Protein extracts from HCC1954, MDAMB361, EFM192A, HCC1569, CD36 transiently silenced EFM192A and HCC1569, MDAMB361-shSCR and MDAMB361-shCD36 tumor cells were obtained by incubation for 40 min at 0 °C with RIPA Lysis and Extraction Buffer (Thermo Fisher Scientific) in the presence of Halt™ Protease Inhibitor Cocktail (Thermo Fisher Scientific), mixed with gel sample buffer under reducing conditions, and heated for 5 min at 95 °C. Extracted proteins were separated by electrophoresis on precast 4–12% Bis–Tris gels (Invitrogen, Thermo Fisher Scientific). The separated proteins were electrophoretically transferred onto nitrocellulose membranes, which were stained with Ponceau Red to assess protein loading, washed extensively with TBS + 0.5% Tween 20, and saturated for 1 h at room temperature in blocking solution (5% low-fat milk in TBS + 0.1% Tween 20). Primary antibodies in 3% low-fat milk in TBS + 0.1% Tween 20 were then added, and the membranes were incubated for 1 h at room temperature or overnight at 4 °C with gentle shaking. The following mouse monoclonal primary antibodies were used: anti-β-actin-peroxidase (AC-15 clone; 1:50.000; Sigma‒Aldrich) and anti-c-ErbB2/c-Neu (3b-5 clone; 1:300; Calbiochem, Darmstadt, Germany). The following rabbit monoclonal primary antibodies were used: anti-phospho-HER2/ErbB2 (Tyr1221/1222) (6B12 clone; 1:1000; Cell Signaling Technology) and anti-catenin beta 1 (1:1000; Cell Signaling Technology). The membranes were then washed extensively with TBS + 0.5% Tween 20 and incubated with sheep anti-mouse Ig (1:5.000) (Amersham GE Healthcare, Little Chalfont, UK) or with donkey anti-rabbit Ig (1:10.000; Amersham GE Healthcare) for 1 h at room temperature. Signals were detected using enhanced chemiluminescence (ECL; Amersham GE Healthcare).

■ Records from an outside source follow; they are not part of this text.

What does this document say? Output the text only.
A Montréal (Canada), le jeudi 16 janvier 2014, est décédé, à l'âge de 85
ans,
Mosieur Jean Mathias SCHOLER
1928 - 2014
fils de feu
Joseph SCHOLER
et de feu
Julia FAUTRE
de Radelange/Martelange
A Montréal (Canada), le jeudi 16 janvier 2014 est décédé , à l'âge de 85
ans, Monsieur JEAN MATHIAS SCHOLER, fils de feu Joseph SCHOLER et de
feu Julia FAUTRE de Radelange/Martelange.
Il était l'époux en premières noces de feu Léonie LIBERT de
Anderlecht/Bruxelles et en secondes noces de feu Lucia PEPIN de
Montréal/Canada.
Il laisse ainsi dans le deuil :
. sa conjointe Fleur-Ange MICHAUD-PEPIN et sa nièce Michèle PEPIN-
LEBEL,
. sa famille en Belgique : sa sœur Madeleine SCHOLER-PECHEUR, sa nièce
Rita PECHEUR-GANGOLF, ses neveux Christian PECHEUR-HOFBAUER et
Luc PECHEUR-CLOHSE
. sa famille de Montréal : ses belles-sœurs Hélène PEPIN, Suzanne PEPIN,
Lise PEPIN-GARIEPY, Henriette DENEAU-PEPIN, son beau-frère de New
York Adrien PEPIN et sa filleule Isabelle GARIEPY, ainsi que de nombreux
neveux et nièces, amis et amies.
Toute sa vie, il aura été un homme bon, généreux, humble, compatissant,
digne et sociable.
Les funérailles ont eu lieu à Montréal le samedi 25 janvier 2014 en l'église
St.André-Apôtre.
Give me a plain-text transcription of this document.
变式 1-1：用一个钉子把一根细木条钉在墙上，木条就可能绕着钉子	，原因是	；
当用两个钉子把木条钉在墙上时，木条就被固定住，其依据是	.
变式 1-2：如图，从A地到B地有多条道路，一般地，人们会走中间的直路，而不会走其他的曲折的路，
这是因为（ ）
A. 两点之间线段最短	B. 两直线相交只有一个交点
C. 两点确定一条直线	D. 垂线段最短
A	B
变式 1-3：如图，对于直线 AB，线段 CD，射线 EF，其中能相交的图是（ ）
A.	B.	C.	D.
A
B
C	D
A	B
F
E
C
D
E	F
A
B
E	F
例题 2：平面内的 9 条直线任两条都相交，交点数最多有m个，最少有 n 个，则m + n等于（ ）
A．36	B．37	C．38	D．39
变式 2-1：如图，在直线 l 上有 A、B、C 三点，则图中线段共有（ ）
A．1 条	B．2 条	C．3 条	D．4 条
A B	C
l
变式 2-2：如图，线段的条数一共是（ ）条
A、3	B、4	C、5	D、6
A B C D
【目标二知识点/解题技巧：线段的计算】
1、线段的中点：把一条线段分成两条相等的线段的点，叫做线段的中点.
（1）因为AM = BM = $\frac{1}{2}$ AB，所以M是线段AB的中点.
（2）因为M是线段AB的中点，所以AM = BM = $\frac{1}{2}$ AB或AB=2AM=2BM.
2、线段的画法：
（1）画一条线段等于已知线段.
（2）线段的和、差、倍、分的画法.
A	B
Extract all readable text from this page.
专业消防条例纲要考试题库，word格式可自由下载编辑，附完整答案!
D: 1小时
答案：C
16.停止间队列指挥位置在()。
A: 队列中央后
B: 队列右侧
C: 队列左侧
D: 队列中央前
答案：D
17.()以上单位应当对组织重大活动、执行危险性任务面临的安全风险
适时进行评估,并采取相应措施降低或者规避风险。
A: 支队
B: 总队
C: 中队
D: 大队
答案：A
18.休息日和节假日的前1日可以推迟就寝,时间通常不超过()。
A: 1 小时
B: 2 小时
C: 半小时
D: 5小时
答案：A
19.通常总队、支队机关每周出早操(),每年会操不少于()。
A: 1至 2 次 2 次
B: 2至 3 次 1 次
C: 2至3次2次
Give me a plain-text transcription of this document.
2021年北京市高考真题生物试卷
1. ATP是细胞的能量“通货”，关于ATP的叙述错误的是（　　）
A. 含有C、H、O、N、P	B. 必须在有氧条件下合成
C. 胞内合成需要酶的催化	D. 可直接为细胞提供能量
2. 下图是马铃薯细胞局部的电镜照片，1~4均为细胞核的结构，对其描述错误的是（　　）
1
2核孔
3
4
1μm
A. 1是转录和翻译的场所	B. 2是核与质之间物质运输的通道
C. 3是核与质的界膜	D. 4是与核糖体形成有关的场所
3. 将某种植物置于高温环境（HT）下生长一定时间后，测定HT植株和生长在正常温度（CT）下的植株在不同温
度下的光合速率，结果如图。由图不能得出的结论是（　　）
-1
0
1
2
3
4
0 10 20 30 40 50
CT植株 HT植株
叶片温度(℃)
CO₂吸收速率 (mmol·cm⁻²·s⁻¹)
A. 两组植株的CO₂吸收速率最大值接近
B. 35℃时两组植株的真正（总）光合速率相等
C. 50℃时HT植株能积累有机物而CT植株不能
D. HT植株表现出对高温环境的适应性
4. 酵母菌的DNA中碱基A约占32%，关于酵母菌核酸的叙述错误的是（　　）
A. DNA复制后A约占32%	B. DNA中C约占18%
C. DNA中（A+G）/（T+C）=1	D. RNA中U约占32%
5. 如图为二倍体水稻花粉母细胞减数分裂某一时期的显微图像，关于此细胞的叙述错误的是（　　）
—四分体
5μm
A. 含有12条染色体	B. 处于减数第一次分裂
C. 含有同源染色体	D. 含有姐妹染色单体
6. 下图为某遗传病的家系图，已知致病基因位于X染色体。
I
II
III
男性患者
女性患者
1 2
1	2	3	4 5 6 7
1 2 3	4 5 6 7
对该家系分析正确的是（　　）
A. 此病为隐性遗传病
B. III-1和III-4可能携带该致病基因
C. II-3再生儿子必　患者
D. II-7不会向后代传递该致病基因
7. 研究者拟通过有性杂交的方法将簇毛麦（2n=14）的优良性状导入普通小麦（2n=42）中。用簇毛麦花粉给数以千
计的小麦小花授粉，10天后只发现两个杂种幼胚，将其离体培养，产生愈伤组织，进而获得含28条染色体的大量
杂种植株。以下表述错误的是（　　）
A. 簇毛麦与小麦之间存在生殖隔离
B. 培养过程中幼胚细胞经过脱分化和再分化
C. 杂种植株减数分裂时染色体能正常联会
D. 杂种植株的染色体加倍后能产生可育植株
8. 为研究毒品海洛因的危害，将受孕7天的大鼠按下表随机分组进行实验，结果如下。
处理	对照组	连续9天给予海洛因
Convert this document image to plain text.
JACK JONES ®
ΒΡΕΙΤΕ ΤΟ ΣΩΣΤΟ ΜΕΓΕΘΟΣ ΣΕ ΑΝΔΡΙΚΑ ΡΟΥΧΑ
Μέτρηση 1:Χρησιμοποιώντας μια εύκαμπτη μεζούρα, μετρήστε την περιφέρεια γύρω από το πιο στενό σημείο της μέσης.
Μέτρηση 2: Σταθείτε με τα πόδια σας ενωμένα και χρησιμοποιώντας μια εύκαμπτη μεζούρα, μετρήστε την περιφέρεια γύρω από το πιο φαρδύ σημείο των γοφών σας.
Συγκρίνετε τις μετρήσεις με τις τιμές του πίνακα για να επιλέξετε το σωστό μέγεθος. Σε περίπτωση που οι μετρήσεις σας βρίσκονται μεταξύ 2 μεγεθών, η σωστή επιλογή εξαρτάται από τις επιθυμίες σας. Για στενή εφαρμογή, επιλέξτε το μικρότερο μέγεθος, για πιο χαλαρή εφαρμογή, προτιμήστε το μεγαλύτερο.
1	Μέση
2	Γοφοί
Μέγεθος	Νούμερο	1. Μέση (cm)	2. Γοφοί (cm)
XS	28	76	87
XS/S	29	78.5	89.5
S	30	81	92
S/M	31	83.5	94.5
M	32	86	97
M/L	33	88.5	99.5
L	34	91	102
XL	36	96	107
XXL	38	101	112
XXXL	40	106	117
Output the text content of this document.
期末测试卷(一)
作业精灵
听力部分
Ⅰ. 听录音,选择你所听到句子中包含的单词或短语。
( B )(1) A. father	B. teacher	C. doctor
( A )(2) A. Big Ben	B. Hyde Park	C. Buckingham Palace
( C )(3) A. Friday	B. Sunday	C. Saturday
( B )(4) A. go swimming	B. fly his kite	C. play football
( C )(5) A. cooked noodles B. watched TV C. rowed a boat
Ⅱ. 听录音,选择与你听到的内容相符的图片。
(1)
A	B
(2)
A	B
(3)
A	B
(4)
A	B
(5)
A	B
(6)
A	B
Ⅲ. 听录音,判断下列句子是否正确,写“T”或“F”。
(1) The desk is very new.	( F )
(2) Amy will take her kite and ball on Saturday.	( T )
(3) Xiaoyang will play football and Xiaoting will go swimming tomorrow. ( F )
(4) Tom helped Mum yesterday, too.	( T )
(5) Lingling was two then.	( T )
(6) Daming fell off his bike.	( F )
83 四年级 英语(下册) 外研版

In vivo tumorigenicity assay

Mice were maintained under pathogen-free conditions at the animal facility of INT. All procedures were performed with ethical approval as stated in the Declarations (Ethical approval). Established and randomized 8-week-old female severe combined immunodeficient mice (SCID) mice were purchased from Charles River Laboratories (Calco, Italy). Mice (n = 5–6) were injected in a mammary fat pad (m.f.p.) with 9 × 105 engineered lentivirally transduced MDAMB361 cells (MDAMB361-shCD36 or MDAMB361shSCR) pretreated in vitro for 72 h with the anti-HER2 inhibitor lapatinib or diluted DMSO as an internal control. Tumor size was evaluated once weekly by caliper measurement, and the approximate volume of each mass was calculated using the formula 0.5 x d12 x d2, where d1 and d2 are the smaller and larger diameters, respectively. Mice were sacrificed when the tumor volume reached ~ 1000 mm3.

Statistical analysis

Statistical analyses were conducted with GraphPad Prism 5.02 software using unpaired or paired two-tailed Student’s t test as appropriate. When p < 0.05, the difference between the compared groups was considered significant. The data are presented as the mean ± standard error of the mean (SEM) values (n ≥ 3 technical replicates). The sample size used in each individual experiment is reported in the corresponding figure legend. Mouse survival was assessed using the Kaplan–Meier method. Linear regression analysis was performed and the Pearson correlation coefficient (r) was calculated to estimate the correlations between 1) the percentages of HER2 + /CD44v6 + cells and HER2 + /CD36 + cells and 2) the percentages of ALDH1A + cells and CD36 + cells in primary HER2 + diagnostic core biopsies obtained from human patients.